US Navy tankers not serving a single day sent for scrap
T-AO-191 Benjamin Isherwood and T-AO-192 Henry Eckford high-speed tankers were ordered in 1985 by the shipyards of Pennsylvania Shipbuilding Co and launched in 1988 and 1989 respectively. The tankers were designed to supply fuel, dry cargo and frozen food to the ships of the US Navy and were the fifth and sixth ships in a series of supply tankers such as Henry J. Kaiser, reports FLOT.com.
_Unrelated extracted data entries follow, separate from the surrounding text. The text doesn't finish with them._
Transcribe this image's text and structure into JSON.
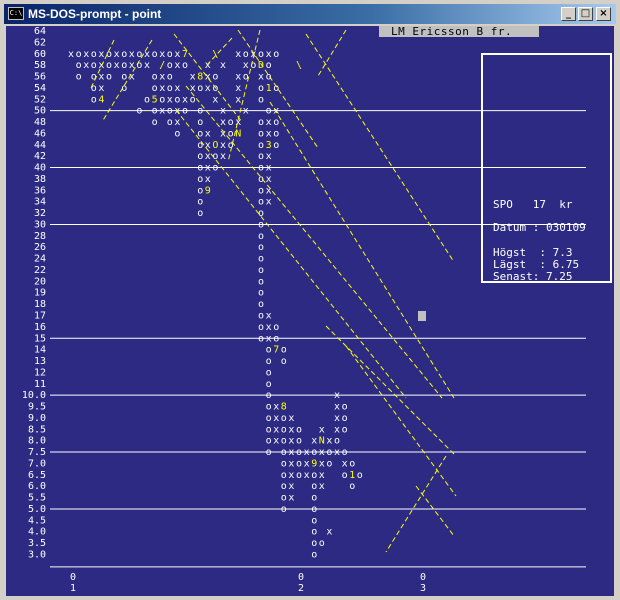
{
  "window": {
    "title": "MS-DOS-prompt - point",
    "icon_glyph": "C:\\",
    "minimize_glyph": "_",
    "maximize_glyph": "□",
    "close_glyph": "×",
    "icons": [
      "dos-prompt-icon",
      "minimize-icon",
      "maximize-icon",
      "close-icon"
    ]
  },
  "header": {
    "company": "LM Ericsson B fr."
  },
  "info": {
    "symbol_line": "SPO   17  kr",
    "date_line": "Datum : 030109",
    "high_line": "Högst  : 7.3",
    "low_line": "Lägst  : 6.75",
    "last_line": "Senast: 7.25"
  },
  "colors": {
    "background": "#2c2a83",
    "grid": "#ffffff",
    "symbols": "#ffffff",
    "trend": "#ffff00",
    "markers": "#ffff00"
  },
  "chart_data": {
    "type": "point-and-figure",
    "y_ticks": [
      "64",
      "62",
      "60",
      "58",
      "56",
      "54",
      "52",
      "50",
      "48",
      "46",
      "44",
      "42",
      "40",
      "38",
      "36",
      "34",
      "32",
      "30",
      "28",
      "26",
      "24",
      "22",
      "20",
      "19",
      "18",
      "17",
      "16",
      "15",
      "14",
      "13",
      "12",
      "11",
      "10.0",
      "9.5",
      "9.0",
      "8.5",
      "8.0",
      "7.5",
      "7.0",
      "6.5",
      "6.0",
      "5.5",
      "5.0",
      "4.5",
      "4.0",
      "3.5",
      "3.0"
    ],
    "grid_lines_at": [
      "50",
      "40",
      "30",
      "15",
      "10.0",
      "7.5",
      "5.0"
    ],
    "x_markers": [
      {
        "year": "0",
        "label": "1"
      },
      {
        "year": "0",
        "label": "2"
      },
      {
        "year": "0",
        "label": "3"
      }
    ],
    "rows": [
      {
        "price": "60",
        "text": "xoxoxoxoxoxoxox7   \\  xoxoxo"
      },
      {
        "price": "58",
        "text": " oxoxoxoxox /oxo  x x  xoDo   \\"
      },
      {
        "price": "56",
        "text": " o oxo ox  oxo  x8xo  xo xo"
      },
      {
        "price": "54",
        "text": "   ox  o   oxox xoxo  x  o1o"
      },
      {
        "price": "52",
        "text": "   o4     o5oxoxo  x  x  o"
      },
      {
        "price": "50",
        "text": "         o-oxoxo o  x  x  ox"
      },
      {
        "price": "48",
        "text": "           o ox  o  xox  oxo"
      },
      {
        "price": "46",
        "text": "              o  ox xoN  oxo"
      },
      {
        "price": "44",
        "text": "                 oxOxo   o3o"
      },
      {
        "price": "42",
        "text": "                 oxox    ox"
      },
      {
        "price": "40",
        "text": "                 oxo     ox"
      },
      {
        "price": "38",
        "text": "                 ox      ox"
      },
      {
        "price": "36",
        "text": "                 o9      ox"
      },
      {
        "price": "34",
        "text": "                 o       ox"
      },
      {
        "price": "32",
        "text": "                 o       o"
      },
      {
        "price": "30",
        "text": "                         o"
      },
      {
        "price": "28",
        "text": "                         o"
      },
      {
        "price": "26",
        "text": "                         o"
      },
      {
        "price": "24",
        "text": "                         o"
      },
      {
        "price": "22",
        "text": "                         o"
      },
      {
        "price": "20",
        "text": "                         o"
      },
      {
        "price": "19",
        "text": "                         o"
      },
      {
        "price": "18",
        "text": "                         o"
      },
      {
        "price": "17",
        "text": "                         ox"
      },
      {
        "price": "16",
        "text": "                         oxo"
      },
      {
        "price": "15",
        "text": "                         oxo"
      },
      {
        "price": "14",
        "text": "                          o7o"
      },
      {
        "price": "13",
        "text": "                          o o"
      },
      {
        "price": "12",
        "text": "                          o"
      },
      {
        "price": "11",
        "text": "                          o"
      },
      {
        "price": "10.0",
        "text": "                          o        x"
      },
      {
        "price": "9.5",
        "text": "                          ox8      xo"
      },
      {
        "price": "9.0",
        "text": "                          oxox     xo"
      },
      {
        "price": "8.5",
        "text": "                          oxoxo  x xo"
      },
      {
        "price": "8.0",
        "text": "                          oxoxo xNxo"
      },
      {
        "price": "7.5",
        "text": "                          o oxoxoxoxo"
      },
      {
        "price": "7.0",
        "text": "                            oxox9xo xo"
      },
      {
        "price": "6.5",
        "text": "                            oxoxox  o1o"
      },
      {
        "price": "6.0",
        "text": "                            ox  ox   o"
      },
      {
        "price": "5.5",
        "text": "                            ox  o"
      },
      {
        "price": "5.0",
        "text": "                            o   o"
      },
      {
        "price": "4.5",
        "text": "                                o"
      },
      {
        "price": "4.0",
        "text": "                                o x"
      },
      {
        "price": "3.5",
        "text": "                                oo"
      },
      {
        "price": "3.0",
        "text": "                                o"
      }
    ]
  }
}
Due to the numerous difficulties encountered during construction, the contract with the company Pennsylvania Shipbuilding was canceled in August 1989. Unfinished vessels with a length of 206 meters and a displacement according to the 41 project, thousand 350 tons (deadweight - 31 thousand 200 tons) are towed to the naval shipyard in Philadelphia. A new contract for their completion was concluded in November 1989 of the year with the company Tampa Shipbuilding Company, after which the vessels were transferred to Tampa (Florida) for additional equipment and equipment. However, problems with their completion continued and resulted in the termination of the contract with this company in August 1993.
At the time of the cancellation of the contract, the readiness of the first vessel was 95,3%, the second - 84%, the cost overruns for their construction was estimated by millions of dollars. The US Navy came to the conclusion that it would not be expedient to complete the construction of these vessels as tankers. A proposal was made to convert them into ammunition transports, however, this was also considered ineffective. As a result, both vessels were towed to the mouth of the James River (Virginia) and put on reserve in the reserve fleet.
In 1997, the US Navy put both vessels up for sale due to budget cuts. The British company Able UK tried to put them back into operation and resell them in one of the NATO countries, but was forced to abandon the realization of this plan, and in return received 10 million dollars for their disposal. Both ships in July 2011, towed to the base of the company International Shipbreaking Limited in Brownsville, Texas, where they will be removed from the equipment and they will be cut into metal. The state will not receive any money from ship recycling, while the total construction cost of tankers is estimated at 300 million dollars.
The newspaper Hampton Roads quotes Joseph Keef, who said that writing off tankers for scrap "would close one of the saddest pages in American shipbuilding and, in a certain way, the stupidity of the federal government."